Real-Time Operations of Autonomous Mobility- on-Demand Services With Inter-and Intra-Zonal Relocation

Abstract

In the context of shared connected autonomous vehicles (SCAVs), the relocation of idle vehicles is a crucial issue for the operation of autonomous mobility-on-demand (AMoD) services. Unlike traditional human-chauffeured taxis, AMoD operations are fully controllable by central systems and not affected by unpredictable human driver behavior. To address the spatial-temporal imbalance between supply and demand and optimize the level of service while minimizing agency costs, we propose a real-time AMoD relocation model. However, vehicle-specific control every second for large fleet sizes may cause computational burdens for the control center.

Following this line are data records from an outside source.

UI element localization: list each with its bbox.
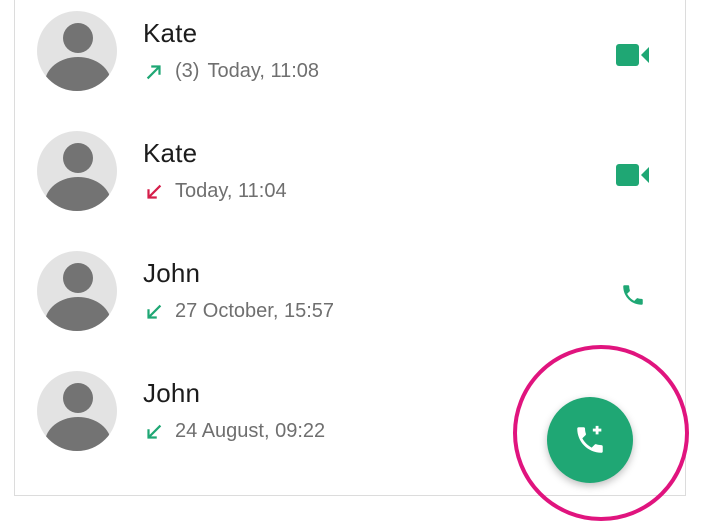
- contact-name: Kate: [143, 138, 198, 168]
- avatar: [37, 251, 117, 331]
- call-row[interactable]: Kate Today, 11:04: [15, 118, 687, 238]
- video-camera-icon: [616, 164, 649, 186]
- call-time: Today, 11:04: [175, 180, 287, 202]
- contact-name: John: [143, 258, 201, 288]
- call-count: (3): [175, 60, 200, 82]
- incoming-call-arrow-icon: [147, 424, 162, 439]
- missed-call-arrow-icon: [147, 184, 162, 199]
- call-meta: Today, 11:04: [143, 180, 287, 203]
- phone-icon: [623, 285, 643, 305]
- avatar: [37, 371, 117, 451]
- call-time: 27 October, 15:57: [175, 300, 335, 322]
- video-camera-icon: [616, 44, 649, 66]
- video-call-button[interactable]: [615, 40, 651, 70]
- call-meta: 24 August, 09:22: [143, 420, 325, 443]
- avatar: [37, 131, 117, 211]
- add-call-icon: [577, 425, 603, 453]
- video-call-button[interactable]: [615, 160, 651, 190]
- call-meta: (3) Today, 11:08: [143, 60, 319, 83]
- call-time: Today, 11:08: [207, 60, 320, 82]
- voice-call-button[interactable]: [615, 280, 651, 310]
- contact-name: John: [143, 378, 201, 408]
- call-time: 24 August, 09:22: [175, 420, 326, 442]
- avatar: [37, 11, 117, 91]
- outgoing-call-arrow-icon: [146, 64, 161, 79]
- incoming-call-arrow-icon: [147, 304, 162, 319]
- contact-name: Kate: [143, 18, 198, 48]
- call-row[interactable]: Kate (3) Today, 11:08: [15, 0, 687, 118]
- call-row[interactable]: John 27 October, 15:57: [15, 238, 687, 358]
- call-meta: 27 October, 15:57: [143, 300, 334, 323]
- new-call-fab[interactable]: [547, 397, 633, 483]
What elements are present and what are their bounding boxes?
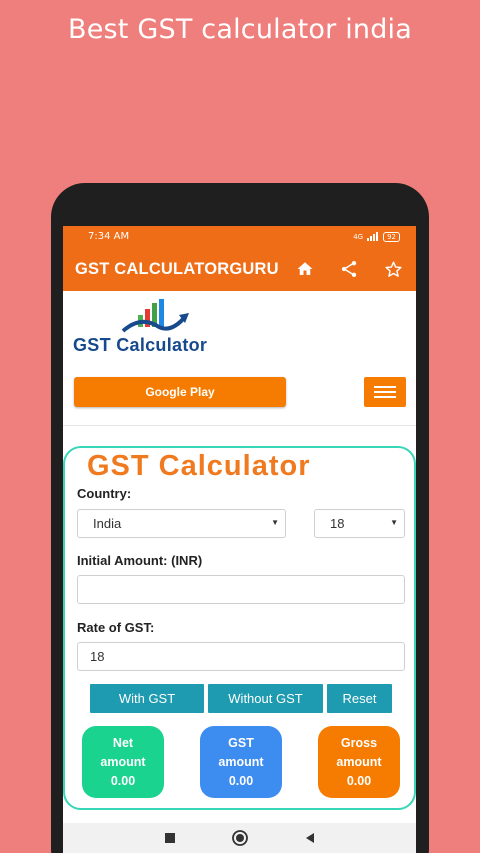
gross-amount-label-line2: amount (336, 754, 382, 769)
chevron-down-icon: ▼ (271, 518, 279, 527)
gst-amount-result: GST amount 0.00 (200, 726, 282, 798)
star-icon[interactable] (380, 256, 406, 282)
signal-bars-icon (367, 232, 379, 241)
cta-row: Google Play (63, 371, 416, 426)
back-icon[interactable] (304, 832, 316, 844)
signal-icon: 4G (353, 232, 364, 241)
app-actions (292, 256, 406, 282)
gross-amount-label-line1: Gross (340, 735, 378, 750)
status-bar: 7:34 AM 4G 92 (63, 226, 416, 247)
without-gst-button[interactable]: Without GST (208, 684, 323, 713)
home-icon[interactable] (292, 256, 318, 282)
app-title: GST CALCULATORGURU (75, 259, 279, 278)
rate-label: Rate of GST: (77, 620, 155, 635)
logo-text: GST Calculator (73, 335, 208, 355)
google-play-button[interactable]: Google Play (74, 377, 286, 407)
gst-amount-label-line2: amount (218, 754, 264, 769)
country-select-value: India (93, 516, 122, 531)
net-amount-result: Net amount 0.00 (82, 726, 164, 798)
rate-select[interactable]: 18 ▼ (314, 509, 405, 538)
share-icon[interactable] (336, 256, 362, 282)
calculator-heading: GST Calculator (87, 450, 311, 482)
gst-amount-value: 0.00 (228, 773, 254, 788)
country-select[interactable]: India ▼ (77, 509, 286, 538)
logo-area: GST Calculator (63, 291, 416, 371)
with-gst-button[interactable]: With GST (90, 684, 204, 713)
gross-amount-result: Gross amount 0.00 (318, 726, 400, 798)
status-time: 7:34 AM (88, 231, 130, 242)
net-amount-value: 0.00 (110, 773, 136, 788)
status-icons: 4G 92 (353, 231, 400, 242)
net-amount-label-line1: Net (112, 735, 134, 750)
country-label: Country: (77, 486, 132, 501)
rate-input[interactable]: 18 (77, 642, 405, 671)
hamburger-menu-icon[interactable] (364, 377, 406, 407)
chevron-down-icon: ▼ (390, 518, 398, 527)
app-screen: 7:34 AM 4G 92 GST CALCULATORGURU GST Cal… (63, 226, 416, 853)
home-nav-icon[interactable] (231, 829, 249, 847)
initial-amount-label: Initial Amount: (INR) (77, 553, 203, 568)
recents-icon[interactable] (164, 832, 176, 844)
chart-logo-icon (121, 299, 189, 333)
battery-icon: 92 (383, 231, 400, 242)
gross-amount-value: 0.00 (346, 773, 372, 788)
rate-select-value: 18 (330, 516, 345, 531)
system-nav-bar (63, 823, 416, 853)
gst-amount-label-line1: GST (228, 735, 254, 750)
initial-amount-input[interactable] (77, 575, 405, 604)
reset-button[interactable]: Reset (327, 684, 392, 713)
calculator-card: GST Calculator Country: India ▼ 18 ▼ Ini… (63, 446, 416, 810)
app-bar: GST CALCULATORGURU (63, 247, 416, 291)
net-amount-label-line2: amount (100, 754, 146, 769)
promo-title: Best GST calculator india (68, 14, 412, 45)
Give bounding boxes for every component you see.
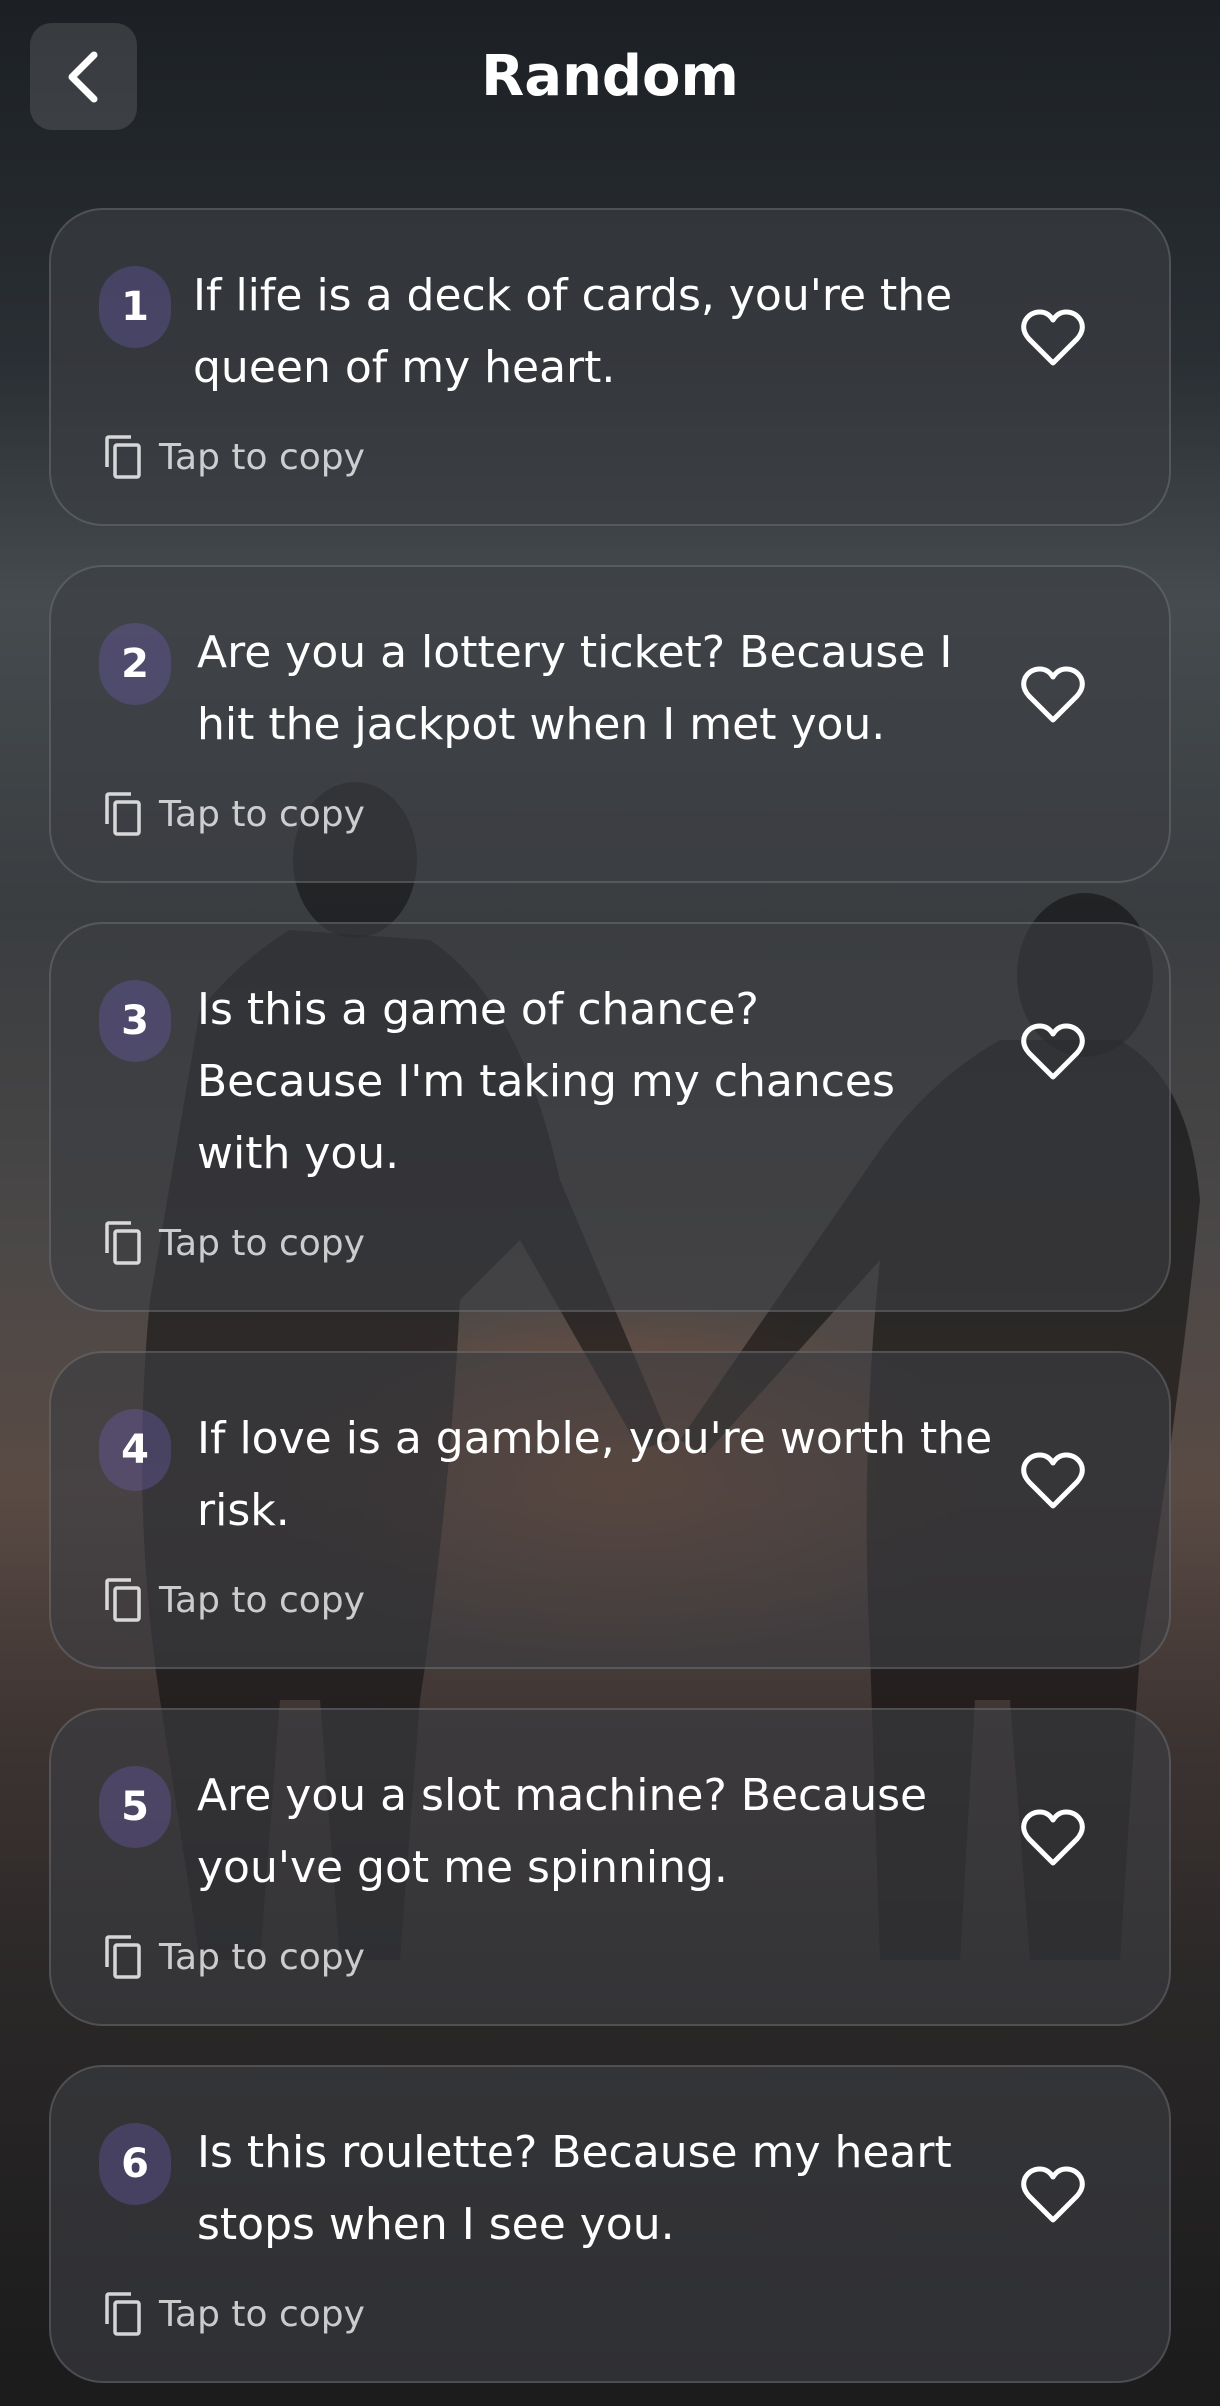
item-number-badge: 1 (99, 266, 171, 348)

To overcome this, we present a bi-level framework that decomposes the original system-level problem into an inter-zonal relocation problem for the entire service area and an intra-zonal relocation problem for each zone. This reduces the decision space to periodic inter- and intra-zonal relocation of idle vehicles. Using real-world taxi operation data from Daejeon City, Korea, we demonstrate the proposed method via agent-based simulations, assuming that SCAVs replace existing taxis. The results show that the method can significantly reduce the total generalized cost for both users and the agency. Through a sensitivity analysis, we investigate how the performance varies depending on the zone size, inter- and intra-zonal relocation interval, and demand uncertainty and discuss the observed tradeoff. The intended contribution is twofold: first, we propose a novel computationally feasible method that can efficiently operate AMoD systems in real time; second, we provide a closed-form analytical formulation that can help decision-makers explicitly understand the relationship between the cost components and the decision factors.